Its council is based in Codsall, The district covers a similar geographic area to South Staffordshire parliamentary constituency, although the north of the district is covered by the Stafford constituency. Sir Patrick Cormack of the Conservative Party held the South Staffordshire seat, and its predecessor, Staffordshire South-West, between 1974 and 2010, when he retired and the seat was won by Gavin Williamson for the Conservative Party.

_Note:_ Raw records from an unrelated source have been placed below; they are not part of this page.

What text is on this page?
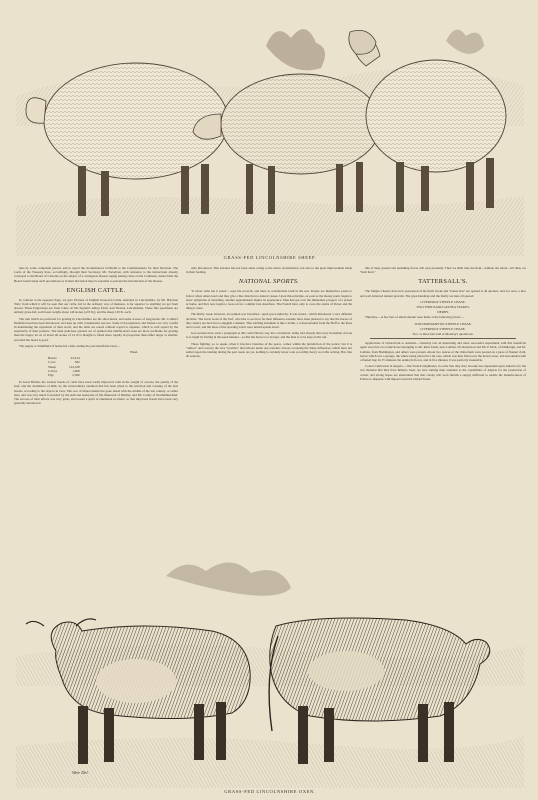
GRASS-FED LINCOLNSHIRE SHEEP.

ness by some competent person, and to report the circumstances forthwith to the Commissioners for their direction. The Lords of the Treasury have, accordingly, through their Secretary, Mr. Trevelyan, with reference to the instructions already conveyed to the Board of Customs on the subject of a contagious disease raging among cattle on the Continent, desired that the Board would adopt such precautions as in their discretion may be requisite to prevent the introduction of the disease.

ENGLISH CATTLE.

In contrast to the opposite Page, we give Pictures of English Grass-fed Cattle, sketched in Lincolnshire, by Mr. Harrison Weir; from which it will be seen that our cattle, fed in the ordinary way of business, is far superior to anything we get from abroad. These Engravings are from Cattle on Mr. Ingram's Abbey Farm, near Boston, Lincolnshire. These fine specimens are entirely grass-fed; each beast weighs about 140 stones (of 8 lb.); and the sheep 120 lb. each.

The ram which are preferred for grazing in Lincolnshire are the short-horns, and some crosses of long-horns. Mr. Collins's Durham breed has been introduced, and kept up with considerable success. Some rich proprietors and farmers are very careful in maintaining the reputation of their stock; and the bulls are reared without regard to expense, which is well repaid by the superiority of their produce. The most judicious graziers are of opinion that middle-sized oxen are more profitable for grazing than the larger; an ox of about 40 stones of 14 lb is thought to fatten more rapidly in proportion than either larger or smaller, provided the breed is good.

The supply to Smithfield of home-fed cattle, during the past month has been:—

Head.
Beasts	23,014
Cows	392
Sheep	124,328
Calves	1,008
Pigs	2,306

In Great Britain, the various breeds of cattle have been vastly improved, both in the weight of carcase, the quality of the beef, and the abundance of milk, by the extraordinary attention that has been given to the selection and crossing of the best breeds, according to the objects in view. This sort of improvement has gone ahead with the middle of the last century, or rather later, and was very much forwarded by the skill and enterprise of Mr. Bakewell of Dishley, and Mr. Colley of Northumberland. The success of their efforts was very great, and roused a spirit of emulation in others; so that improved breeds have been very generally introduced.

rally introduced. This advance has not been alone owing to the above circumstance, but also to the great improvement made in their feeding.

NATIONAL SPORTS.

"It never rains but it pours"—says the proverb; and there is considerable truth in the saw. People are themselves prone to follow when others lead; and they give a like direction to natural causes. Upon this principle, as soon as the money panic began to show symptoms of subsiding, another apprehension makes its appearance. Men had got over the immediate prospect of a prison at home, and they now begin to look out for a similar fate elsewhere. The French have only to cross the straits of Dover and the thing is done.

The Derby week, however, an opinion was broached—upon good authority. It was stated—which introduced a very different doctrine. The Great Gods of the Turf, who like to see how far their influence extends, have been pleased to say that the horses of this country are bred in too sluggish a manner. This startling statement is like a bomb, a conversationist from the Hoff to the Rose and Crown, and the ideas of the sporting world were turned upside down.

Gee-workers how such a paragraph as this could find its way into circulation, being told already that every horseman of note is to begin by betting in the usual manner—so that the horse is to be kept, and the man is to be kept on the run.

These fighting, so to speak, when it involves branches of the peace, comes within the jurisdiction of the police; but it is "almost" and scarcely the very "positive" that labours under any restraint: always accepting the Sikey influences, which have not settled upon the training during the past week. As yet, nothing is certainly never rode so terribly heavy as at this writing. But, like all seasons,

this of deep ground and punishing forces will pass presently. Then we shall take the field—without the blood—till then, we "hold hard."

TATTERSALL'S.

The Simple Chasers have now possession of the field; books and "bonus bets" are opened to all quarters, and, for once, a nice and well-balanced market prevails. The great handicap and the Derby are here all quoted:

LIVERPOOL STEEPLE CHASE.
TWO THOUSAND GUINEA STAKES.
DERBY.

Thursday.—A few bets of small amount were made at the following prices:—

WOLVERHAMPTON STEEPLE CHASE.
LIVERPOOL STEEPLE CHASE.
Two or three bets laid at Monday's quotations.

Application of Chloroform to Animals.—Saturday last an interesting and most successful experiment with this beneficial agent was tried on a lame horse belonging to Mr. Reid, Dean, near Lothian. Dr. Robertson and Mr. P. Dick, of Edinburgh, and Dr. Lothian, from Haddington, and others were present. About two ounces of the chloroform were poured on a piece of flannel cloth, below which was a sponge, the whole being placed in a tin case, which was then fitted over the horse's nose, and surrounded with a flannel bag. In 3½ minutes the animal fell over, and in five minutes it was perfectly insensible.

Cotton Cultivation in Algeria.—Our French neighbours, in order that they may become less dependent upon America for the raw material that they have hitherto been, are now turning their attention to the capabilities of Algeria for the production of cotton; and strong hopes are entertained that that colony will soon furnish a supply sufficient to enable the manufacturers of France to dispense with imports from the United States.

Weir Del.
GRASS-FED LINCOLNSHIRE OXEN.
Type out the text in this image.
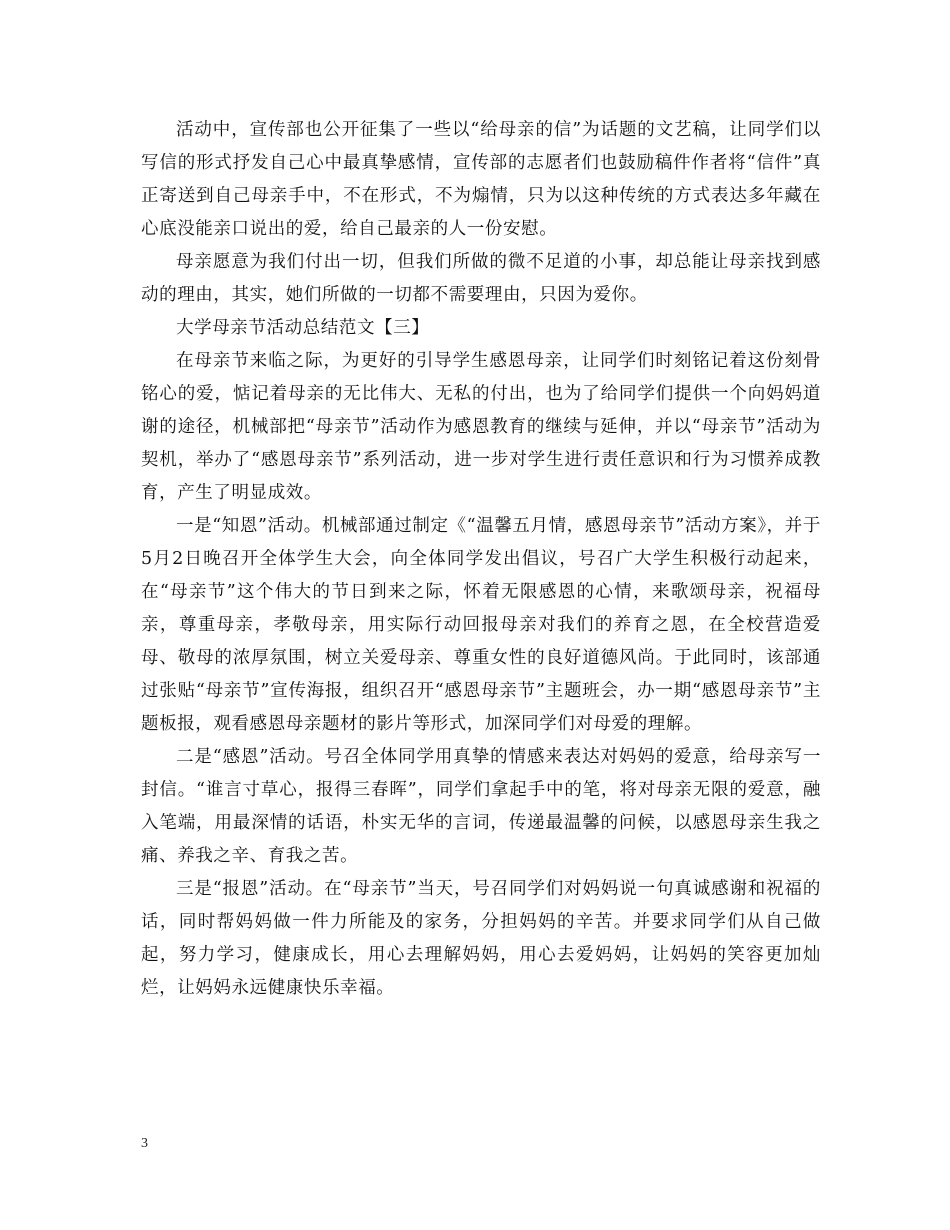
活动中，宣传部也公开征集了一些以“给母亲的信”为话题的文艺稿，让同学们以写信的形式抒发自己心中最真挚感情，宣传部的志愿者们也鼓励稿件作者将“信件”真正寄送到自己母亲手中，不在形式，不为煽情，只为以这种传统的方式表达多年藏在心底没能亲口说出的爱，给自己最亲的人一份安慰。

母亲愿意为我们付出一切，但我们所做的微不足道的小事，却总能让母亲找到感动的理由，其实，她们所做的一切都不需要理由，只因为爱你。

大学母亲节活动总结范文【三】

在母亲节来临之际，为更好的引导学生感恩母亲，让同学们时刻铭记着这份刻骨铭心的爱，惦记着母亲的无比伟大、无私的付出，也为了给同学们提供一个向妈妈道谢的途径，机械部把“母亲节”活动作为感恩教育的继续与延伸，并以“母亲节”活动为契机，举办了“感恩母亲节”系列活动，进一步对学生进行责任意识和行为习惯养成教育，产生了明显成效。

一是“知恩”活动。机械部通过制定《“温馨五月情，感恩母亲节”活动方案》，并于5月2日晚召开全体学生大会，向全体同学发出倡议，号召广大学生积极行动起来，在“母亲节”这个伟大的节日到来之际，怀着无限感恩的心情，来歌颂母亲，祝福母亲，尊重母亲，孝敬母亲，用实际行动回报母亲对我们的养育之恩，在全校营造爱母、敬母的浓厚氛围，树立关爱母亲、尊重女性的良好道德风尚。于此同时，该部通过张贴“母亲节”宣传海报，组织召开“感恩母亲节”主题班会，办一期“感恩母亲节”主题板报，观看感恩母亲题材的影片等形式，加深同学们对母爱的理解。

二是“感恩”活动。号召全体同学用真挚的情感来表达对妈妈的爱意，给母亲写一封信。“谁言寸草心，报得三春晖”，同学们拿起手中的笔，将对母亲无限的爱意，融入笔端，用最深情的话语，朴实无华的言词，传递最温馨的问候，以感恩母亲生我之痛、养我之辛、育我之苦。

三是“报恩”活动。在“母亲节”当天，号召同学们对妈妈说一句真诚感谢和祝福的话，同时帮妈妈做一件力所能及的家务，分担妈妈的辛苦。并要求同学们从自己做起，努力学习，健康成长，用心去理解妈妈，用心去爱妈妈，让妈妈的笑容更加灿烂，让妈妈永远健康快乐幸福。

3
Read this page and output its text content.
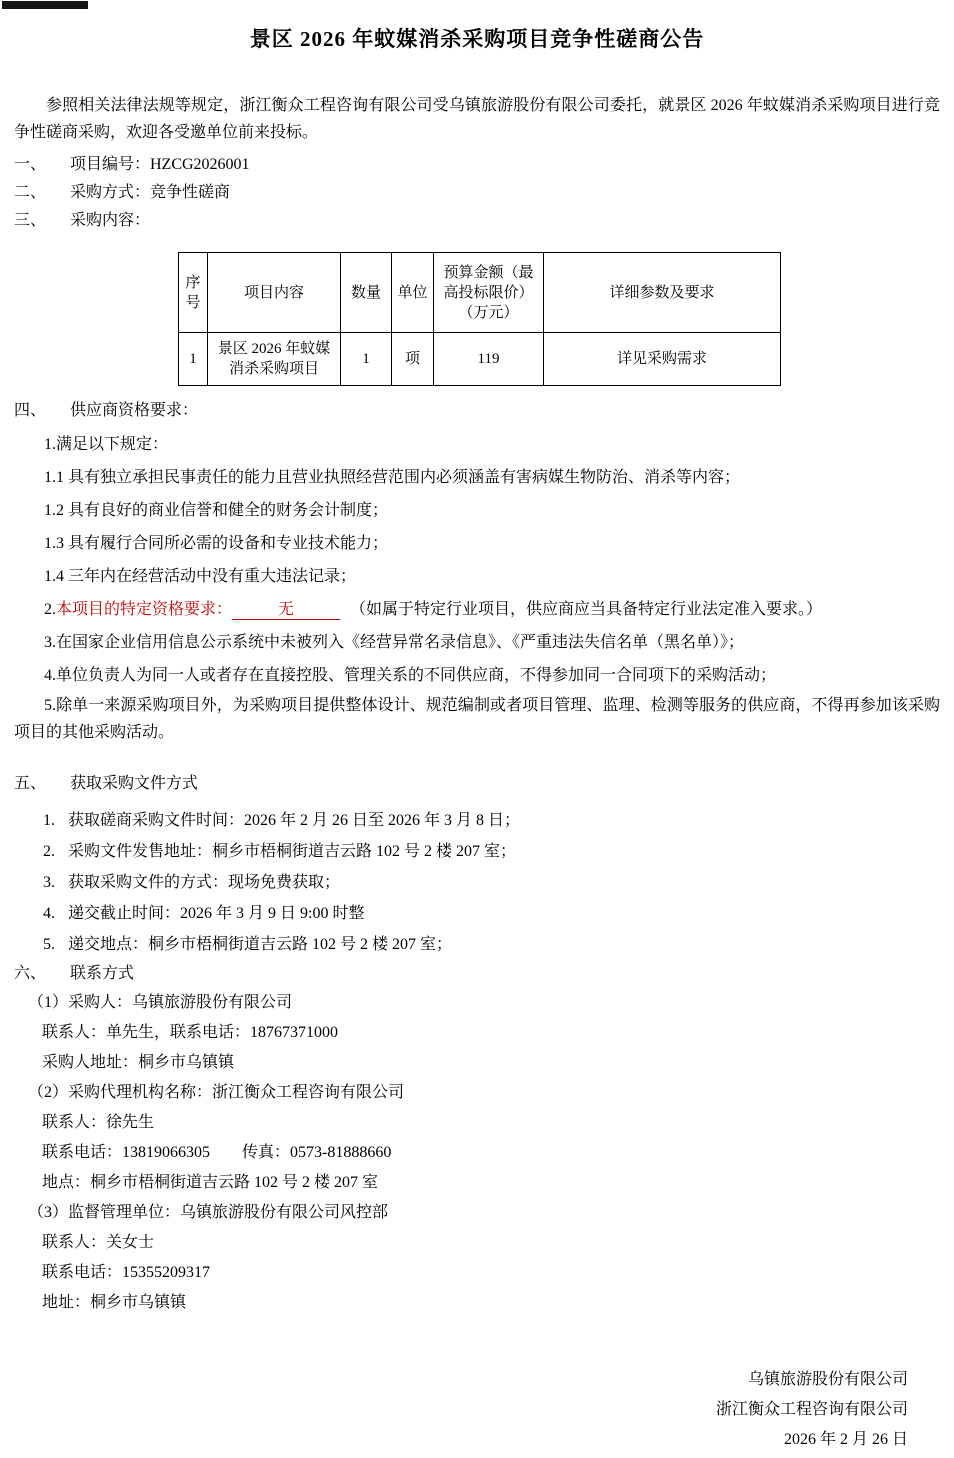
景区 2026 年蚊媒消杀采购项目竞争性磋商公告

参照相关法律法规等规定，浙江衡众工程咨询有限公司受乌镇旅游股份有限公司委托，就景区 2026 年蚊媒消杀采购项目进行竞争性磋商采购，欢迎各受邀单位前来投标。

一、 项目编号：HZCG2026001
二、 采购方式：竞争性磋商
三、 采购内容：
序号	项目内容	数量	单位	预算金额（最高投标限价）（万元）	详细参数及要求
1	景区 2026 年蚊媒消杀采购项目	1	项	119	详见采购需求
四、 供应商资格要求：

1.满足以下规定：

1.1 具有独立承担民事责任的能力且营业执照经营范围内必须涵盖有害病媒生物防治、消杀等内容；

1.2 具有良好的商业信誉和健全的财务会计制度；

1.3 具有履行合同所必需的设备和专业技术能力；

1.4 三年内在经营活动中没有重大违法记录；

2.本项目的特定资格要求：	无	（如属于特定行业项目，供应商应当具备特定行业法定准入要求。）

3.在国家企业信用信息公示系统中未被列入《经营异常名录信息》、《严重违法失信名单（黑名单）》；

4.单位负责人为同一人或者存在直接控股、管理关系的不同供应商，不得参加同一合同项下的采购活动；

5.除单一来源采购项目外，为采购项目提供整体设计、规范编制或者项目管理、监理、检测等服务的供应商，不得再参加该采购项目的其他采购活动。

五、 获取采购文件方式
1. 获取磋商采购文件时间：2026 年 2 月 26 日至 2026 年 3 月 8 日；
2. 采购文件发售地址：桐乡市梧桐街道吉云路 102 号 2 楼 207 室；
3. 获取采购文件的方式：现场免费获取；
4. 递交截止时间：2026 年 3 月 9 日 9:00 时整
5. 递交地点：桐乡市梧桐街道吉云路 102 号 2 楼 207 室；
六、 联系方式

（1）采购人：乌镇旅游股份有限公司

联系人：单先生，联系电话：18767371000

采购人地址：桐乡市乌镇镇

（2）采购代理机构名称：浙江衡众工程咨询有限公司

联系人：徐先生

联系电话：13819066305　　传真：0573-81888660

地点：桐乡市梧桐街道吉云路 102 号 2 楼 207 室

（3）监督管理单位：乌镇旅游股份有限公司风控部

联系人：关女士

联系电话：15355209317

地址：桐乡市乌镇镇

乌镇旅游股份有限公司

浙江衡众工程咨询有限公司

2026 年 2 月 26 日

Among the council's responsibilities is the provision of the 'South Staffordshire Link', a minibus service serving rural communities in the area.  Providing journeys on different routes on set days, this service is open to anyone unable to access normal bus services.  Potential customers have to book in advance.

Countryside
There are many beauty spots within the South Staffordshire district, for example the village of Wombourne has the Wom Brook Walk and the Bratch Locks on the Staffordshire and Worcestershire Canal in the nearby village of Bratch.
Other sites include:
 South Staffordshire Railway Walk: A  walk along the disused railway line of the Wombourne Branch Line.
 Baggeridge Country Park: A large and diverse country park located between Wombourne and Sedgley (in the Dudley Metropolitan Borough), which has won the national Green Flag Award for 11 years.
 Bluebell Woods, Perton: An internationally important site for Bluebells.
 Highgate Common: A large area of heathland near Swindon.
 Kinver Edge: A National Trust property, located in the south of the district which features the Holy Austin Rock Houses.
 Shoal Hill Common: A  site of lowland heaths and woodlands which can be found to the extreme north of the district.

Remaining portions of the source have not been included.